Bankruptcy takes place in federal court and the proceedings follow a special set of guidelines called the Federal Rules of Bankruptcy Procedure. The law practiced in these special courts, which were established to assist debtors in 1978, is governed by the U.S. Bankruptcy Code.
The automatic stay provides many debtors with immediate relief because it prohibits creditors from continuing their collection efforts. It is activated as soon as a petition is filed under Title 11 of U.S. Code 362 of the Bankruptcy Code.
Automatic Stay Is an Injunction
Whether the petition is filed under Chapter 11, 7 or 13—by a corporation or individual—the stay acts as an injunction. However, there are exceptions depending on the type of claim. The benefit is that the stay applies to a creditor’s effort to collect on a debt that was incurred before the filing of the bankruptcy claim. It gives debtors some temporary peace of mind from all creditor entities, including the government and courts.
“One of the reasons individuals ultimately file for bankruptcy is just to stop the harassment that goes on in the process of collection,” says William L. Norton III, a Nashville-based partner and member of the Bankruptcy and Creditors' Rights Practice Group with Bradley Arant Boult Cummings.
What A Stay Freezes
In most cases, there is no written court order announcing the stay.
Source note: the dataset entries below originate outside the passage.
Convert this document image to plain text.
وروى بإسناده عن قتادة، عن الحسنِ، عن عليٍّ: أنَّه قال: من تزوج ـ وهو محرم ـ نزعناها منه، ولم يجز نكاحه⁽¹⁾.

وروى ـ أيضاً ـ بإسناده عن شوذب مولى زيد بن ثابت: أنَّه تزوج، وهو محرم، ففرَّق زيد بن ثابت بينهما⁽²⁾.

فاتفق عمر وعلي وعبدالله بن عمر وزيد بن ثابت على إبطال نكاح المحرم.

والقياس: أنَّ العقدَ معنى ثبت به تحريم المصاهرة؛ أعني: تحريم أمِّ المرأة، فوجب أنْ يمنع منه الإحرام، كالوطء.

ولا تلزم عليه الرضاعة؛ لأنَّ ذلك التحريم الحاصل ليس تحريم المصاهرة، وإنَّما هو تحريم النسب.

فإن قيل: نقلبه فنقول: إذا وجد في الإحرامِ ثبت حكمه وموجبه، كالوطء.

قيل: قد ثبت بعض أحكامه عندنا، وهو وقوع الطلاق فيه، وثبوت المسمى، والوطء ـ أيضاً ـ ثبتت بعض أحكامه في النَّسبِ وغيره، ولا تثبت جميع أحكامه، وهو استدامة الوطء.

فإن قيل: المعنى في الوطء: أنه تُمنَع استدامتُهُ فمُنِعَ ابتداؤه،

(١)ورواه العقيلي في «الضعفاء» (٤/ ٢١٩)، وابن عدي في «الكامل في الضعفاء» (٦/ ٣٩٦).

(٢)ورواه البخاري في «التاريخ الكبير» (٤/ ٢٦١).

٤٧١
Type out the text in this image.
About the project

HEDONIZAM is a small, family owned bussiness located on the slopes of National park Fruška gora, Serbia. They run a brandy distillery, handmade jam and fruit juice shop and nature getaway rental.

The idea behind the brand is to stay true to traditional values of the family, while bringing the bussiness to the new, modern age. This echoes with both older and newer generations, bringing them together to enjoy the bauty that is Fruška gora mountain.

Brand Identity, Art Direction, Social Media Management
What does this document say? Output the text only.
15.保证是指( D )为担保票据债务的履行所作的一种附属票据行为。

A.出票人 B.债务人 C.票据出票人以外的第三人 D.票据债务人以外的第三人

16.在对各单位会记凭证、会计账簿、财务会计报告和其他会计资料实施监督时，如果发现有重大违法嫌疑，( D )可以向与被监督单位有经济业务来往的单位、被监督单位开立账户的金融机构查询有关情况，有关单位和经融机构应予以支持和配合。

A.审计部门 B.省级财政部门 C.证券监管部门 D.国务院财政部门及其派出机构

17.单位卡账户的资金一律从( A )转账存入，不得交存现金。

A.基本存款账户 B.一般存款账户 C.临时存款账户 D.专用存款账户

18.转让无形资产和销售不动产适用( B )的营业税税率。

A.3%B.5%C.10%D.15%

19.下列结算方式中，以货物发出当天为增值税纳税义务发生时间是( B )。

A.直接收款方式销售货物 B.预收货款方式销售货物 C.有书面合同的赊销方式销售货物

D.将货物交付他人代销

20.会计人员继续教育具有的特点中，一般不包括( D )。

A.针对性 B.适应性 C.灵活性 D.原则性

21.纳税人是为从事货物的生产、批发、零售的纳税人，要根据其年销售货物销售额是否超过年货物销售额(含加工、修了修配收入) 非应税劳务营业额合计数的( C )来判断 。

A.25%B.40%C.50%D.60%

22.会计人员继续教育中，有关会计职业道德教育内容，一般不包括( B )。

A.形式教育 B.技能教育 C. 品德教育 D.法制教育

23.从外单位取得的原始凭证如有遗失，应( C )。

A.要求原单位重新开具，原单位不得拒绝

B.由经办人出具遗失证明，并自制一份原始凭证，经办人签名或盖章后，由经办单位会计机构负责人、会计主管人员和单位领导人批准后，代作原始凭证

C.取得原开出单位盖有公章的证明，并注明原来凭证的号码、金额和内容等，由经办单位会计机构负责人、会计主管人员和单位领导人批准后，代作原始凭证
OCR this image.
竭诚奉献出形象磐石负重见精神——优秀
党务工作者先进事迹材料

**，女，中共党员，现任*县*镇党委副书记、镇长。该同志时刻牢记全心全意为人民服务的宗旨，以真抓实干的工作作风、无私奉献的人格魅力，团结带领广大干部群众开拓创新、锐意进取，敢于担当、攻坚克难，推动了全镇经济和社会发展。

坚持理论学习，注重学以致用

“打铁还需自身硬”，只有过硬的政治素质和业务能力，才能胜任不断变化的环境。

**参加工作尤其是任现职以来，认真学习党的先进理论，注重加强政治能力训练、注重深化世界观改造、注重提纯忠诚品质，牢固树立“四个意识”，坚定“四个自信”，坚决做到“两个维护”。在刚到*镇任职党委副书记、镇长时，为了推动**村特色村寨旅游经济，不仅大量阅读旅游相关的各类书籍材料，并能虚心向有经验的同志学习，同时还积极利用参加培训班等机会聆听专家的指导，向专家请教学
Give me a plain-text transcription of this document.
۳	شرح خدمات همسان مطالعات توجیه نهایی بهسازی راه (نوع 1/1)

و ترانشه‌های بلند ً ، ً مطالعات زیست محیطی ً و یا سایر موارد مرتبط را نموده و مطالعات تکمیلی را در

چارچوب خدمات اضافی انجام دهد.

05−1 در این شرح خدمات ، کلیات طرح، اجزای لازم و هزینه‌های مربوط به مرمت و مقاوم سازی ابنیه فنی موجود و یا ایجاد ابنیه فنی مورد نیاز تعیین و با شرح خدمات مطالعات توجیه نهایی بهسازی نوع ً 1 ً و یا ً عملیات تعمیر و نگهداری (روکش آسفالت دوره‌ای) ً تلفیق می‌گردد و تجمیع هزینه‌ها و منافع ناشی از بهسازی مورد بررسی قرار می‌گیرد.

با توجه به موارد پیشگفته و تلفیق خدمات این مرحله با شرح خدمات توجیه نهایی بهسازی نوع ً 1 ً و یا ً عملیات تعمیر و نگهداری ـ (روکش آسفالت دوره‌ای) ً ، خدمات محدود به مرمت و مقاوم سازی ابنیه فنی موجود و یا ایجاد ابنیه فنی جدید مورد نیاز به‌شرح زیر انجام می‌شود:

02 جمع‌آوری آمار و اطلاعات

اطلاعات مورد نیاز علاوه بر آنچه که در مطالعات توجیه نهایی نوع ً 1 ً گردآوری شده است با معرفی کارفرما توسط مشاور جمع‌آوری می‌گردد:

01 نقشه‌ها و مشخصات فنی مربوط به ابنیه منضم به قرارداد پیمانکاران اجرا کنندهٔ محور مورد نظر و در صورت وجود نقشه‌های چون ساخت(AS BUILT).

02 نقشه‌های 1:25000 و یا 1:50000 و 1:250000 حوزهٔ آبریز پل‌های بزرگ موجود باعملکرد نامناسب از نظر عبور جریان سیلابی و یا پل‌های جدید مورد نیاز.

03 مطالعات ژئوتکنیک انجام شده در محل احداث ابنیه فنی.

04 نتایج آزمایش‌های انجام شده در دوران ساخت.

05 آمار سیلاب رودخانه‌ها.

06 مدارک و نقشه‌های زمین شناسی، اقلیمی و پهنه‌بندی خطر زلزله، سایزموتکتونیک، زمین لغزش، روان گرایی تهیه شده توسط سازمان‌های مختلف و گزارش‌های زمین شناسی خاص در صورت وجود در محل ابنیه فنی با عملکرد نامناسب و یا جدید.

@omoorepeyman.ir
Instead, it is the filing of the initial petition under the stay statute that automatically freezes debt collection efforts.
Even the enforcement of a monetary judgment—signed by another court’s judge—is put on hold once a debtor files a petition in bankruptcy court.
The stay suspends enforcement activities that include:
- Garnishment of wages
- Housing foreclosure
- Divorce proceedings
- Car repossession by a sheriff
- Freezing of bank account
- Robo-collection telephone calls
The stay remains activated until the bankruptcy petition is dismissed or if a federal judge grants relief from the stay to a creditor, which is only considered after a creditor files a motion to lift the stay.
Why Courts Lift the Automatic Stay
Although rare, a bankruptcy court may grant relief from an automatic stay under certain circumstances. For example, when a bank has a lien on a property but the value of it that are declared in a bankruptcy case is less than the declared debt, a bank can be allowed to proceed with foreclosure if there’s no equity in the property and the property is not part of a reorganization.
In the event of divorce proceedings taking place simultaneously in a state court, a federal bankruptcy judge may grant a partial stay, allowing for the determination of the necessity of a divorce but without property division.
A creditor's motion to lift the stay must clearly state the reason for the request and need for relief from the stay. However, if related litigation is cited as a reason, the court is less likely to lift the stay because the purpose of bankruptcy is to centralize debts.
Timing on Lifting a Stay
Since cases can move through the courts slowly, federal bankruptcy judges have 30 days to set a preliminary hearing for the motion and an additional 30 days to set a final hearing. Expediting a hearing on such a motion would depend on the value and type of collateral that's declared in the bankruptcy petition.
There are different procedures in circumstances of lawsuits and insurance claims or past-due car and house payments.
Since the automatic stay is federally imposed upon the filing of a debtor’s petition, the bankruptcy judge is in the first position to decide whether relief from a stay is granted. A judge would defer to another court only in the event of litigation related to the debts that are outside of the bankruptcy court’s expertise.
When Creditors Violate the Stay
Creditors are keeping more meticulous records to avoid being found in violation of the automatic stay once a bankruptcy petition is filed. If a stay is violated and determined to be willful and malicious, the creditor becomes subject to penalties and may even have to pay the debtor's attorney fees.
What Happens When the Case Is Dismissed
Once the case is dismissed, 11 U.S.C. 524, also known as the discharge injunction, begins to take effect where any collection action on the discharged debt is enjoined in the same way the automatic stay prohibited collection. The discharge injunction continues forever and applies to debt that’s unsecured.
Student loans, however, are not dischargeable, which means that even when a graduate has filed for bankruptcy, once the case is closed, the student loan servicing agent can sue to collect.